When you go to med school, you'll learn about how evidence-based medicine governs how we practice in any specialty. For most principles in everyday medicine, we have enough science so that we no longer have to decide what we "believe in" - usually, there are good studies that answer those questions. Such is the case for the idea of psychotherapy/meds - it is well-established in the literature that certain types of psychotherapy are effective for certain disorders, other types are effective for other disorders, and other types are really just art forms with little scientific basis. It is also well-established that certain drugs are effective for certain disorders and others are just placebos. There is plenty of overlap. Suggesting that it's a matter of "belief" cheapens the validity of the data.

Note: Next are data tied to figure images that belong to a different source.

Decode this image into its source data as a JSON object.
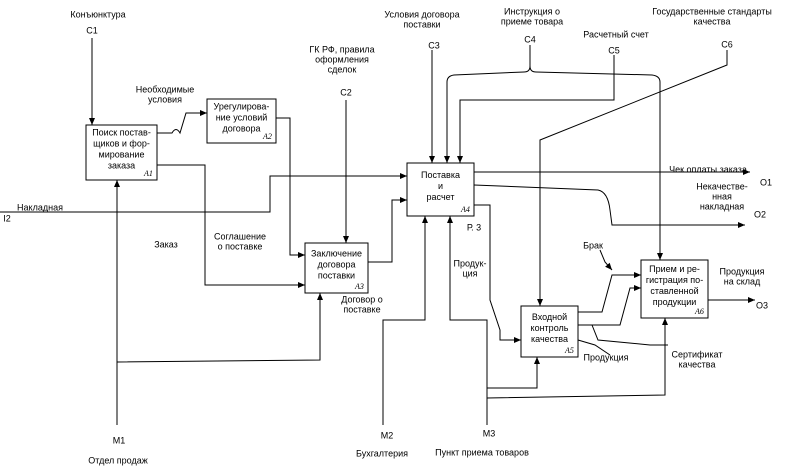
{
  "boxes": [
    {
      "lines": [
        "Поиск постав-",
        "щиков и фор-",
        "мирование",
        "заказа"
      ],
      "id": "A1"
    },
    {
      "lines": [
        "Урегулирова-",
        "ние условий",
        "договора"
      ],
      "id": "A2"
    },
    {
      "lines": [
        "Заключение",
        "договора",
        "поставки"
      ],
      "id": "A3"
    },
    {
      "lines": [
        "Поставка",
        "и",
        "расчет"
      ],
      "id": "A4"
    },
    {
      "lines": [
        "Входной",
        "контроль",
        "качества"
      ],
      "id": "A5"
    },
    {
      "lines": [
        "Прием и ре-",
        "гистрация по-",
        "ставленной",
        "продукции"
      ],
      "id": "A6"
    }
  ],
  "labels": [
    {
      "lines": [
        "Конъюнктура"
      ],
      "code": "C1"
    },
    {
      "lines": [
        "ГК РФ, правила",
        "оформления",
        "сделок"
      ],
      "code": "C2"
    },
    {
      "lines": [
        "Условия договора",
        "поставки"
      ],
      "code": "C3"
    },
    {
      "lines": [
        "Инструкция о",
        "приеме товара"
      ],
      "code": "C4"
    },
    {
      "lines": [
        "Расчетный счет"
      ],
      "code": "C5"
    },
    {
      "lines": [
        "Государственные стандарты",
        "качества"
      ],
      "code": "C6"
    },
    {
      "lines": [
        "Накладная"
      ],
      "code": "I2"
    },
    {
      "lines": [
        "Чек оплаты заказа"
      ],
      "code": "O1"
    },
    {
      "lines": [
        "Некачестве-",
        "нная",
        "накладная"
      ],
      "code": "O2"
    },
    {
      "lines": [
        "Продукция",
        "на склад"
      ],
      "code": "O3"
    },
    {
      "lines": [
        "Отдел продаж"
      ],
      "code": "M1"
    },
    {
      "lines": [
        "Бухгалтерия"
      ],
      "code": "M2"
    },
    {
      "lines": [
        "Пункт приема товаров"
      ],
      "code": "M3"
    }
  ],
  "arrow_labels": [
    [
      "Необходимые",
      "условия"
    ],
    [
      "Заказ"
    ],
    [
      "Соглашение",
      "о поставке"
    ],
    [
      "Договор о",
      "поставке"
    ],
    [
      "Р. 3"
    ],
    [
      "Продук-",
      "ция"
    ],
    [
      "Брак"
    ],
    [
      "Продукция"
    ],
    [
      "Сертификат",
      "качества"
    ]
  ]
}
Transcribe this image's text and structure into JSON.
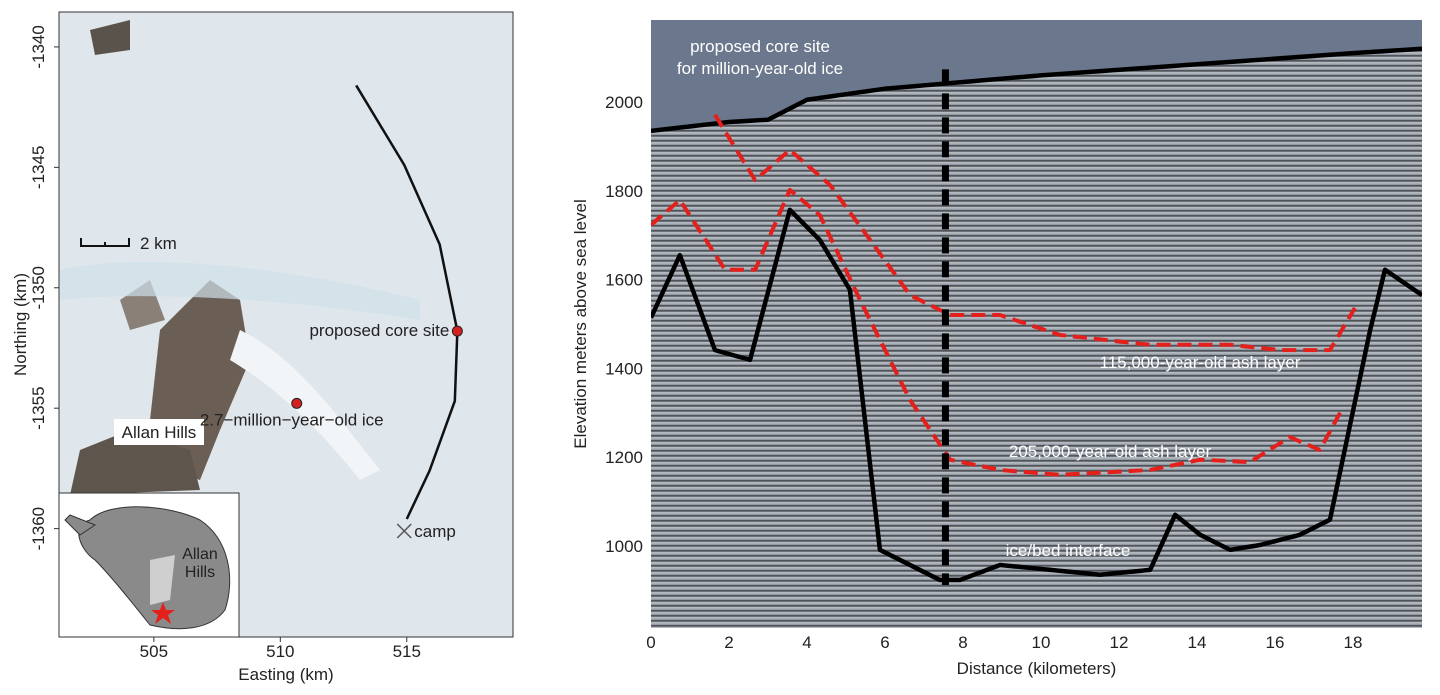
{
  "chart_data": [
    {
      "type": "map",
      "xlabel": "Easting (km)",
      "ylabel": "Northing (km)",
      "xlim": [
        501.25,
        519.2
      ],
      "ylim": [
        -1364.5,
        -1338.55
      ],
      "xticks": [
        505,
        510,
        515
      ],
      "yticks": [
        -1360,
        -1355,
        -1350,
        -1345,
        -1340
      ],
      "track": {
        "color": "#111111",
        "x": [
          513.0,
          514.9,
          516.3,
          517.0,
          516.9,
          515.9,
          515.0
        ],
        "y": [
          -1341.6,
          -1344.9,
          -1348.2,
          -1351.8,
          -1354.7,
          -1357.6,
          -1359.6
        ]
      },
      "points": [
        {
          "name": "proposed core site",
          "x": 517.0,
          "y": -1351.8,
          "color": "#d62020",
          "marker": "circle"
        },
        {
          "name": "2.7−million−year−old ice",
          "x": 510.65,
          "y": -1354.8,
          "color": "#d62020",
          "marker": "circle"
        },
        {
          "name": "camp",
          "x": 514.9,
          "y": -1360.1,
          "color": "#555555",
          "marker": "x"
        }
      ],
      "annotations": [
        "Allan Hills",
        "2 km"
      ],
      "inset_label": "Allan Hills"
    },
    {
      "type": "line",
      "xlabel": "Distance (kilometers)",
      "ylabel": "Elevation meters above sea level",
      "xlim": [
        0,
        19.77
      ],
      "ylim": [
        815,
        2184.7
      ],
      "xticks": [
        0,
        2,
        4,
        6,
        8,
        10,
        12,
        14,
        16,
        18
      ],
      "yticks": [
        1000,
        1200,
        1400,
        1600,
        1800,
        2000
      ],
      "core_site_x": 7.55,
      "core_site_label": [
        "proposed core site",
        "for million-year-old ice"
      ],
      "series": [
        {
          "color": "#000000",
          "dash": false,
          "x": [
            0,
            2,
            3,
            4,
            6,
            10,
            14,
            18,
            19.77
          ],
          "values": [
            1935,
            1955,
            1960,
            2005,
            2030,
            2060,
            2085,
            2110,
            2120
          ]
        },
        {
          "name": "115,000-year-old ash layer",
          "color": "#e3201b",
          "dash": true,
          "x": [
            1.64,
            2.67,
            3.56,
            4.59,
            5.62,
            6.64,
            7.67,
            8.95,
            10.49,
            12.8,
            14.85,
            16.13,
            17.41,
            18.05
          ],
          "values": [
            1971,
            1824,
            1892,
            1813,
            1689,
            1565,
            1520,
            1520,
            1475,
            1453,
            1453,
            1441,
            1441,
            1536
          ]
        },
        {
          "name": "205,000-year-old ash layer",
          "color": "#e3201b",
          "dash": true,
          "x": [
            0,
            0.74,
            1.9,
            2.67,
            3.56,
            4.33,
            5.36,
            6.64,
            7.67,
            8.95,
            10.49,
            12.8,
            14.08,
            15.36,
            16.38,
            17.15,
            17.67
          ],
          "values": [
            1723,
            1779,
            1622,
            1622,
            1802,
            1745,
            1554,
            1329,
            1194,
            1171,
            1160,
            1171,
            1194,
            1189,
            1245,
            1216,
            1300
          ]
        },
        {
          "name": "ice/bed interface",
          "color": "#000000",
          "dash": false,
          "x": [
            0,
            0.74,
            1.64,
            2.54,
            3.56,
            4.33,
            5.1,
            5.87,
            7.41,
            7.92,
            8.95,
            11.51,
            12.8,
            13.44,
            14.08,
            14.85,
            15.62,
            16.64,
            17.41,
            18.44,
            18.82,
            19.77
          ],
          "values": [
            1514,
            1655,
            1441,
            1419,
            1757,
            1689,
            1577,
            991,
            923,
            923,
            957,
            935,
            946,
            1070,
            1025,
            991,
            1002,
            1025,
            1059,
            1486,
            1622,
            1565
          ]
        }
      ]
    }
  ]
}
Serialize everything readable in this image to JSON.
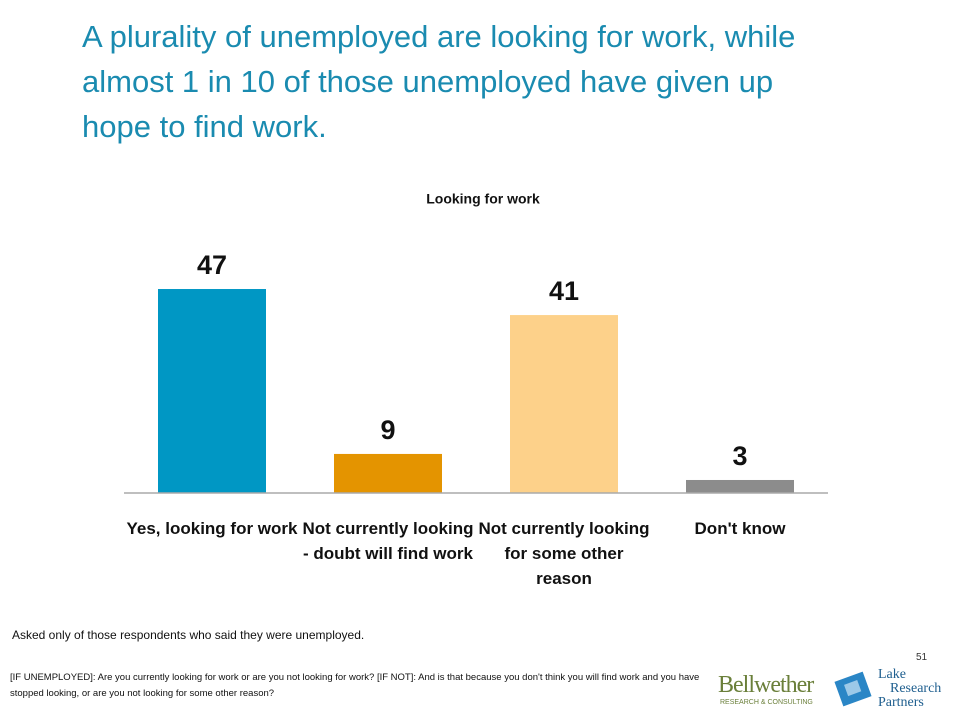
{
  "chart_data": {
    "type": "bar",
    "title": "A plurality of unemployed are looking for work, while almost 1 in 10 of those unemployed have given up hope to find work.",
    "subtitle": "Looking for work",
    "categories": [
      "Yes, looking for work",
      "Not currently looking - doubt will find work",
      "Not currently looking for some other reason",
      "Don't know"
    ],
    "values": [
      47,
      9,
      41,
      3
    ],
    "colors": [
      "#0097c4",
      "#e49400",
      "#fdd18a",
      "#8c8c8c"
    ],
    "ylim": [
      0,
      50
    ]
  },
  "note": "Asked only of those respondents who said they were unemployed.",
  "footnote": "[IF UNEMPLOYED]: Are you currently looking for work or are you not looking for work? [IF NOT]: And is that because you don't think you will find work and you have stopped looking, or are you not looking for some other reason?",
  "page_number": "51",
  "logos": {
    "bellwether": "Bellwether",
    "bellwether_sub": "Research & Consulting",
    "lake": [
      "Lake",
      "Research",
      "Partners"
    ]
  }
}
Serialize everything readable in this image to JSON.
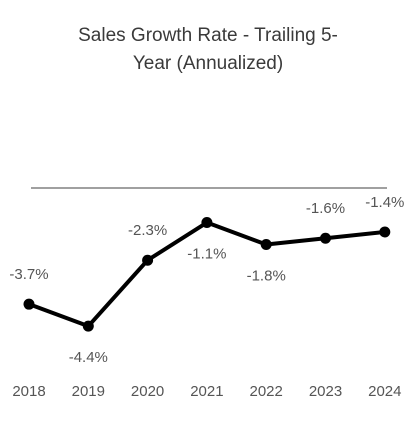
{
  "chart_data": {
    "type": "line",
    "title_lines": [
      "Sales Growth Rate - Trailing 5-",
      "Year (Annualized)"
    ],
    "categories": [
      "2018",
      "2019",
      "2020",
      "2021",
      "2022",
      "2023",
      "2024"
    ],
    "values": [
      -3.7,
      -4.4,
      -2.3,
      -1.1,
      -1.8,
      -1.6,
      -1.4
    ],
    "value_labels": [
      "-3.7%",
      "-4.4%",
      "-2.3%",
      "-1.1%",
      "-1.8%",
      "-1.6%",
      "-1.4%"
    ],
    "ylim": [
      -4.7,
      0.0
    ],
    "zero_line": true,
    "grid": false,
    "colors": {
      "line": "#000000",
      "zero_line": "#808080",
      "text": "#555555",
      "title": "#3a3a3a"
    }
  }
}
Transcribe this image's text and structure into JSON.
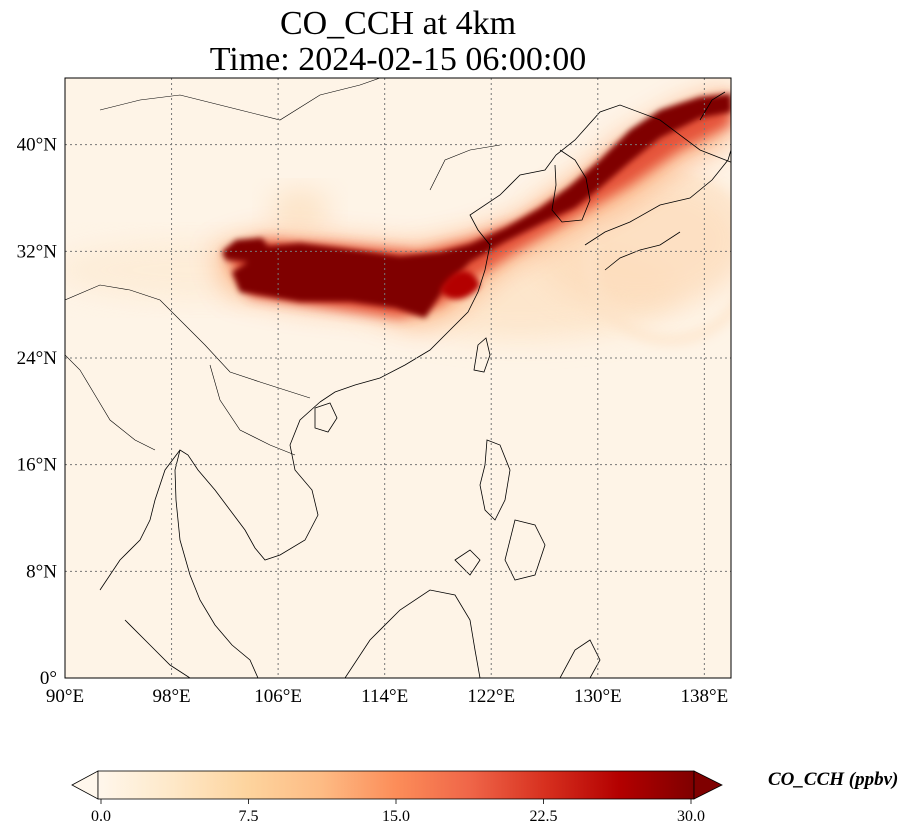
{
  "title": {
    "line1": "CO_CCH at 4km",
    "line2": "Time: 2024-02-15 06:00:00"
  },
  "map": {
    "lon_range": [
      90,
      140
    ],
    "lat_range": [
      0,
      45
    ],
    "lon_ticks": [
      {
        "value": 90,
        "label": "90°E"
      },
      {
        "value": 98,
        "label": "98°E"
      },
      {
        "value": 106,
        "label": "106°E"
      },
      {
        "value": 114,
        "label": "114°E"
      },
      {
        "value": 122,
        "label": "122°E"
      },
      {
        "value": 130,
        "label": "130°E"
      },
      {
        "value": 138,
        "label": "138°E"
      }
    ],
    "lat_ticks": [
      {
        "value": 0,
        "label": "0°"
      },
      {
        "value": 8,
        "label": "8°N"
      },
      {
        "value": 16,
        "label": "16°N"
      },
      {
        "value": 24,
        "label": "24°N"
      },
      {
        "value": 32,
        "label": "32°N"
      },
      {
        "value": 40,
        "label": "40°N"
      }
    ],
    "gridlines": true,
    "colormap": "OrRd",
    "plume_summary": "Concentration above 30 ppbv over central China (about 101°E–122°E, 27°N–33°N), extending northeast over Korea and the Sea of Japan to 140°E, 44°N"
  },
  "colorbar": {
    "label": "CO_CCH (ppbv)",
    "min": 0,
    "max": 30,
    "extend": "both",
    "ticks": [
      "0.0",
      "7.5",
      "15.0",
      "22.5",
      "30.0"
    ],
    "colors": [
      "#fff7ec",
      "#fee8c8",
      "#fdd49e",
      "#fdbb84",
      "#fc8d59",
      "#ef6548",
      "#d7301f",
      "#b30000",
      "#7f0000"
    ]
  }
}
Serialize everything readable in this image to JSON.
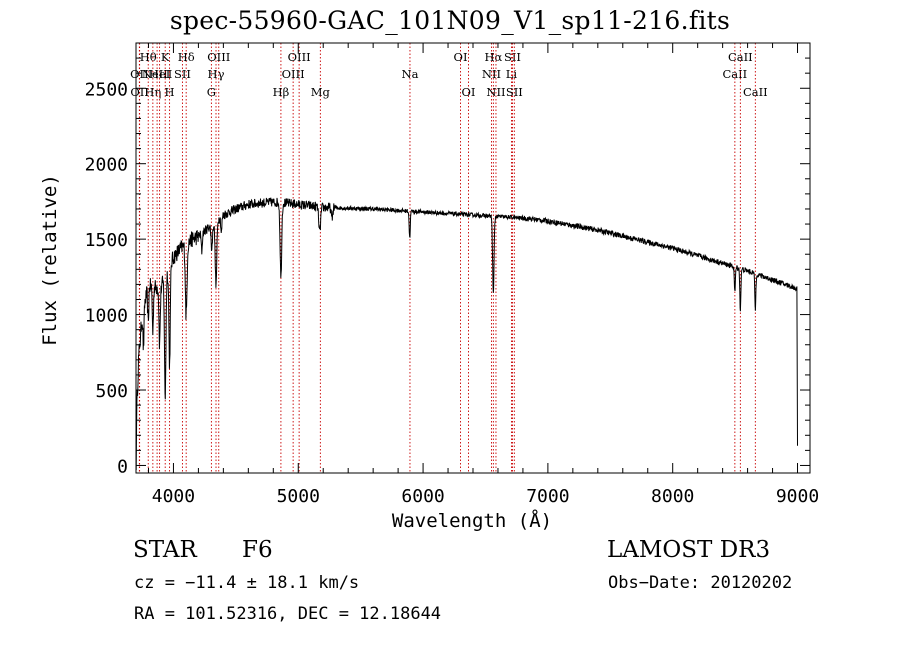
{
  "chart_data": {
    "type": "line",
    "title": "spec-55960-GAC_101N09_V1_sp11-216.fits",
    "xlabel": "Wavelength (Å)",
    "ylabel": "Flux (relative)",
    "xlim": [
      3700,
      9100
    ],
    "ylim": [
      -50,
      2800
    ],
    "xticks": [
      4000,
      5000,
      6000,
      7000,
      8000,
      9000
    ],
    "xtick_labels": [
      "4000",
      "5000",
      "6000",
      "7000",
      "8000",
      "9000"
    ],
    "yticks": [
      0,
      500,
      1000,
      1500,
      2000,
      2500
    ],
    "ytick_labels": [
      "0",
      "500",
      "1000",
      "1500",
      "2000",
      "2500"
    ],
    "continuum": {
      "x": [
        3700,
        3720,
        3745,
        3770,
        3800,
        3850,
        3900,
        3950,
        4000,
        4060,
        4100,
        4150,
        4200,
        4300,
        4400,
        4500,
        4600,
        4700,
        4800,
        4900,
        5000,
        5100,
        5200,
        5400,
        5600,
        5800,
        6000,
        6200,
        6400,
        6600,
        6800,
        7000,
        7200,
        7400,
        7600,
        7800,
        8000,
        8200,
        8400,
        8600,
        8800,
        9000
      ],
      "y": [
        200,
        700,
        950,
        1080,
        1190,
        1180,
        1180,
        1280,
        1380,
        1440,
        1460,
        1500,
        1520,
        1590,
        1660,
        1700,
        1730,
        1740,
        1745,
        1740,
        1730,
        1720,
        1710,
        1705,
        1700,
        1690,
        1680,
        1670,
        1660,
        1650,
        1640,
        1620,
        1590,
        1560,
        1520,
        1480,
        1440,
        1390,
        1340,
        1290,
        1230,
        1170
      ]
    },
    "absorption_lines": [
      {
        "x": 3760,
        "depth": 260,
        "width": 6
      },
      {
        "x": 3798,
        "depth": 240,
        "width": 6
      },
      {
        "x": 3835,
        "depth": 300,
        "width": 6
      },
      {
        "x": 3889,
        "depth": 380,
        "width": 7
      },
      {
        "x": 3934,
        "depth": 800,
        "width": 8
      },
      {
        "x": 3969,
        "depth": 650,
        "width": 8
      },
      {
        "x": 4102,
        "depth": 470,
        "width": 9
      },
      {
        "x": 4227,
        "depth": 120,
        "width": 6
      },
      {
        "x": 4307,
        "depth": 160,
        "width": 8
      },
      {
        "x": 4341,
        "depth": 430,
        "width": 9
      },
      {
        "x": 4384,
        "depth": 110,
        "width": 6
      },
      {
        "x": 4861,
        "depth": 500,
        "width": 9
      },
      {
        "x": 5172,
        "depth": 170,
        "width": 10
      },
      {
        "x": 5270,
        "depth": 70,
        "width": 8
      },
      {
        "x": 5893,
        "depth": 180,
        "width": 6
      },
      {
        "x": 6563,
        "depth": 520,
        "width": 8
      },
      {
        "x": 8498,
        "depth": 170,
        "width": 6
      },
      {
        "x": 8542,
        "depth": 280,
        "width": 6
      },
      {
        "x": 8662,
        "depth": 240,
        "width": 6
      }
    ],
    "endpoints": [
      {
        "x": 3702,
        "y": -30
      },
      {
        "x": 9000,
        "y": 130
      }
    ],
    "line_markers": [
      {
        "x": 3727,
        "label": "OII",
        "row": 2
      },
      {
        "x": 3729,
        "label": "OII",
        "row": 3
      },
      {
        "x": 3798,
        "label": "Hθ",
        "row": 1
      },
      {
        "x": 3835,
        "label": "Hη",
        "row": 3
      },
      {
        "x": 3869,
        "label": "NeIII",
        "row": 2
      },
      {
        "x": 3889,
        "label": "HeI",
        "row": 2
      },
      {
        "x": 3934,
        "label": "K",
        "row": 1
      },
      {
        "x": 3969,
        "label": "H",
        "row": 3
      },
      {
        "x": 4072,
        "label": "SII",
        "row": 2
      },
      {
        "x": 4102,
        "label": "Hδ",
        "row": 1
      },
      {
        "x": 4304,
        "label": "G",
        "row": 3
      },
      {
        "x": 4341,
        "label": "Hγ",
        "row": 2
      },
      {
        "x": 4363,
        "label": "OIII",
        "row": 1
      },
      {
        "x": 4861,
        "label": "Hβ",
        "row": 3
      },
      {
        "x": 4959,
        "label": "OIII",
        "row": 2
      },
      {
        "x": 5007,
        "label": "OIII",
        "row": 1
      },
      {
        "x": 5177,
        "label": "Mg",
        "row": 3
      },
      {
        "x": 5895,
        "label": "Na",
        "row": 2
      },
      {
        "x": 6300,
        "label": "OI",
        "row": 1
      },
      {
        "x": 6364,
        "label": "OI",
        "row": 3
      },
      {
        "x": 6548,
        "label": "NII",
        "row": 2
      },
      {
        "x": 6563,
        "label": "Hα",
        "row": 1
      },
      {
        "x": 6584,
        "label": "NII",
        "row": 3
      },
      {
        "x": 6708,
        "label": "Li",
        "row": 2
      },
      {
        "x": 6716,
        "label": "SII",
        "row": 1
      },
      {
        "x": 6731,
        "label": "SII",
        "row": 3
      },
      {
        "x": 8498,
        "label": "CaII",
        "row": 2
      },
      {
        "x": 8542,
        "label": "CaII",
        "row": 1
      },
      {
        "x": 8662,
        "label": "CaII",
        "row": 3
      }
    ],
    "colors": {
      "spectrum": "#000000",
      "marker_line": "#c80000",
      "axes": "#000000"
    }
  },
  "footer": {
    "object_class": "STAR",
    "subclass": "F6",
    "survey": "LAMOST DR3",
    "redshift": "cz = −11.4 ± 18.1 km/s",
    "obs_date": "Obs−Date: 20120202",
    "coords": "RA = 101.52316, DEC =  12.18644"
  }
}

That said, there are plenty of topics that have not yet been conclusively answered by the data. In those cases, we might cite "belief" based on personal experience or a theoretical understanding of the underlying neurobiology. I believe that verapamil is useful for some patients with bipolar disorder (I believe that it's probably for the patients with the calcium channel mutations that we have barely started to discover), I don't believe that Latuda is useful as a primary treatment for schizophrenia (despite the fact that the drug company tries hard to convince me to the contrary), I believe that CBT is wonderful, I believe that transcranial direct current stimulation of the dorsolateral prefrontal cortex will make a patient respond better to formal CBT or even informal CBT (i.e. the cognitive reframing that a depressed patient will experience in everyday life situations and interpersonal interactions), and I don't believe that Freudian psychoanalysis is likely to benefit a patient with real mental illness more than other psychotherapies.
In the real world, the reason why most psychiatrists refer a patient elsewhere for therapy is because of practicality/logistics. There are several factors at play... the first few that come to mind are:
1. Both psychiatrists and psychologists can do therapy, while only psychiatrists can do med management. You could help more patients as a psychiatrist if you focus on the med management while referring to therapists.
2. Most patients ideally say that they want therapy, but when you present them with the option of real-world psychotherapy, they find it to be too difficult and don't commit to it. If I had a nickel for every borderline patient who I actually convinced to do DBT (I always make a genuine effort) instead of trying to get me to prescribe placebos at homeopathic doses, I'd have two or three nickels.
3. You can make a lot more money by doing 15-minute med checks than by doing 1-hour psychotherapy sessions because of insurance reimbursements, unless you have a cash practice, in which case most patients won't be able to afford to see you.
4. For most psychiatric disorders, biological treatments (medications, ECT) work faster, are easier to implement, and are cheaper than psychological treatments. This creates a positive reinforcement loop in the mind of the practitioner.
5. Effective psychotherapy requires close follow-up with multiple frequent sessions, which is expensive. Many patients can't afford it, and most insurance companies have strict limitations on what they'll pay. Prozac costs $4.
That said, most good psychiatrists will do some therapy along with med management. Some psychiatrists will do purely one or the other. I've never met a psychiatrist or a psychologist who thought that only one or the other was necessary, although I have occasionally run into patients whose therapist was trying to treat something that should have been managed medically (the example that comes to mind is a patient who was floridly manic).